No trip to Nashville is complete without live music. Walton recommends catching a show at a famed venue like the Ryman Auditorium (prices vary, 116 Rep. John Lewis Way N., 515-889-3060, ryman.com) or the Grand Ole Opry (prices vary, 600 Opry Mills Drive, 1-800-733-6779, opry.com). Or experience a songwriter’s round at spots like the Listening Room Café ($10 and up, 618 4th Ave. S., 615-259-3600, listeningroomcafe.com). But melodies ring through the air in Music City and often come at a low or no cost. “Nashville often has free or affordable music-focused events (nashvilleguru.com/nashville-events) happening that are great (and safe) options for solo travelers,” Walton added.
A favorite for women on their own, Savannah is a cinematic port town where it’s easy to get lost in the moment. The fabled city is best known for its historic district, where cobbled streets, alluring architecture and grand oak trees draped in Spanish moss transport travelers.
“Savannah is an ideal place for women to travel alone because it has a small-town community feel, so it is warm and welcoming,” said Alissa Musto, a Florida-based musician and performer who frequently travels to Savannah. “But it’s enough of a destination that there is plenty to do.”
Musto said Forsyth Park — in the heart of the old town — is a must-visit. Connecting many of the town’s main streets, the 30-acre green space houses Savannah’s famed fountain modeled after those at the Place de la Concorde in Paris. For a room on the park, The Forsyth Park Inn (from $139, 102 W. Hall St., 912-233-6800, forsythparkinn.com) is a refined bed-and-breakfast in an 1893 Queen Anne mansion with a well-preserved interior and elegant furnishings.
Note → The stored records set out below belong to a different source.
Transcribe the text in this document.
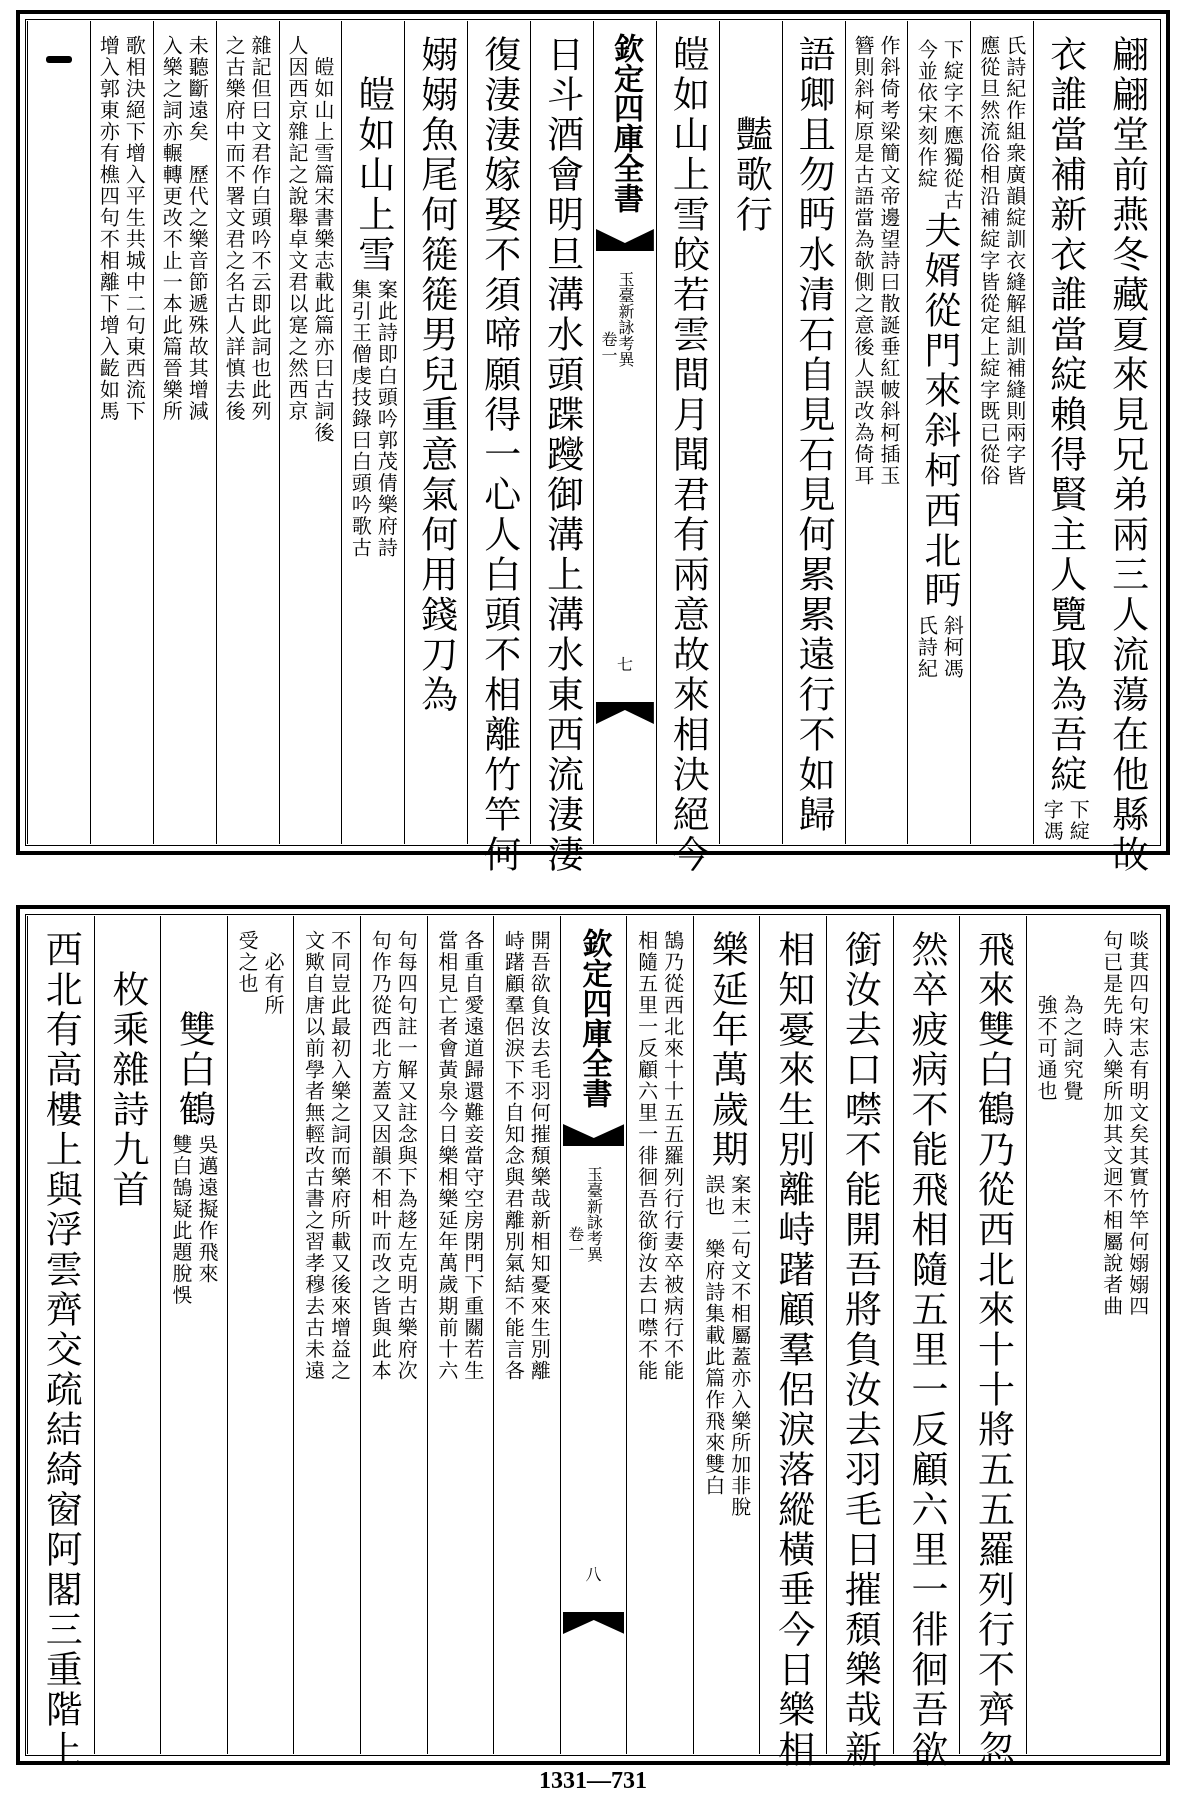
翩翩堂前燕冬藏夏來見兄弟兩三人流蕩在他縣故
衣誰當補新衣誰當綻賴得賢主人覽取為吾綻
下綻
字馮
氏詩紀作組衆廣韻綻訓衣縫解組訓補縫則兩字皆
應從旦然流俗相沿補綻字皆從定上綻字既已從俗
下綻字不應獨從古
今並依宋刻作綻
夫婿從門來斜柯西北眄
斜柯馮
氏詩紀
作斜倚考梁簡文帝邊望詩曰散誕垂紅帔斜柯插玉
簪則斜柯原是古語當為欹側之意後人誤改為倚耳
語卿且勿眄水清石自見石見何累累遠行不如歸
　　豔歌行
皚如山上雪皎若雲間月聞君有兩意故來相決絕今
欽定四庫全書
玉臺新詠考異
卷一
七
日斗酒會明旦溝水頭蹀躞御溝上溝水東西流淒淒
復淒淒嫁娶不須啼願得一心人白頭不相離竹竿何
嫋嫋魚尾何簁簁男兒重意氣何用錢刀為
　皚如山上雪
案此詩即白頭吟郭茂倩樂府詩
集引王僧虔技錄曰白頭吟歌古
　皚如山上雪篇宋書樂志載此篇亦曰古詞後
人因西京雜記之說舉卓文君以寔之然西京
雜記但曰文君作白頭吟不云即此詞也此列
之古樂府中而不署文君之名古人詳慎去後
未聽斷遠矣　歷代之樂音節遞殊故其增減
入樂之詞亦輾轉更改不止一本此篇晉樂所
歌相決絕下增入平生共城中二句東西流下
增入郭東亦有樵四句不相離下增入齕如馬
啖萁四句宋志有明文矣其實竹竿何嫋嫋四
句已是先時入樂所加其文迥不相屬說者曲
　　　為之詞究覺
　　　強不可通也
飛來雙白鶴乃從西北來十十將五五羅列行不齊忽
然卒疲病不能飛相隨五里一反顧六里一徘徊吾欲
銜汝去口噤不能開吾將負汝去羽毛日摧頹樂哉新
相知憂來生別離峙躇顧羣侶淚落縱橫垂今日樂相
樂延年萬歲期
案末二句文不相屬蓋亦入樂所加非脫
誤也　樂府詩集載此篇作飛來雙白
鵠乃從西北來十十五五羅列行行妻卒被病行不能
相隨五里一反顧六里一徘徊吾欲銜汝去口噤不能
欽定四庫全書
玉臺新詠考異
卷一
八
開吾欲負汝去毛羽何摧頹樂哉新相知憂來生別離
峙躇顧羣侶淚下不自知念與君離別氣結不能言各
各重自愛遠道歸還難妾當守空房閉門下重關若生
當相見亡者會黃泉今日樂相樂延年萬歲期前十六
句每四句註一解又註念與下為趍左克明古樂府次
句作乃從西北方蓋又因韻不相叶而改之皆與此本
不同豈此最初入樂之詞而樂府所載又後來增益之
文歟自唐以前學者無輕改古書之習孝穆去古未遠
　必有所
受之也
　　雙白鶴
吳邁遠擬作飛來
雙白鵠疑此題脫悞
　枚乘雜詩九首
西北有高樓上與浮雲齊交疏結綺窗阿閣三重階上
1331—731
Traversing through some of Savannah’s prettiest squares, Bull Street is dotted with indie boutiques and eateries. Cozy up with a book, cup of tea and three store cats at E. Shaver Booksellers (236 Bull, 912-234-7257, eshaverbooks.com) alongside Madison Park. Musto recommends Art’s ($6.50 and up, 345 Bull St., 912-525-4480, scadartscafe.com) for smoothies, bowls and sandwiches. The fun Savannah College of Art & Design café showcases a double-decker bus inside.
A skip off Bull, The Olde Pink House ($18.95 and up, 23 Abercorn St., 912-232-4286, theoldepinkhouserestaurant.com) is set in an elegant Colonial mansion dating to 1771. Choose from classic dishes like cornbread fried oysters, she crab soup and fried pork chop with pan gravy. Also nearby, Common Thread (entrees $34 and up, 122 E. 37th St., 912-944-7482, commonthreadsavannah.com) is one of Savannah’s top choices for locally sourced fare, inventive cocktails and an impressive wine list, also staged in what was once a historic home.
Adjacent to Lafayette Square, a peaceful shady spot in the historic district, the Cathedral Basilica of St. John the Baptist (22 E. Harris St., 912-233-4709, savannahcathedral.org) is worth a visit for its dramatic Neo-Gothic architecture. Also along the square, Hamilton-Turner Inn ($249 and up, 330 Abercorn St., 912-233-1833, hamilton-turnerinn.com) was built in the French Empire style in 1873. Once a private home, the boutique hotel presents elaborate interiors reflecting the history and culture of Savannah.
Stretching beside the Savannah River is bustling River Street offering a myriad of shops, restaurants and bars along with scenic vistas. For a sugar fix, pop into River Street Sweets (13 E. River St., 912-234-4608, riverstreetsweets.com) and purchase saltwater taffy, pralines and other confections. Before or after shopping, coast along the water on Savannah River Boat Cruises ($34.95 and up, E. River St., 912-232-6494, savannahriverboat.com). “The ships are designed to look like historic Southern steamboats,” Musto said. “It’s a fun way to spend a few hours and see the city from a different view.”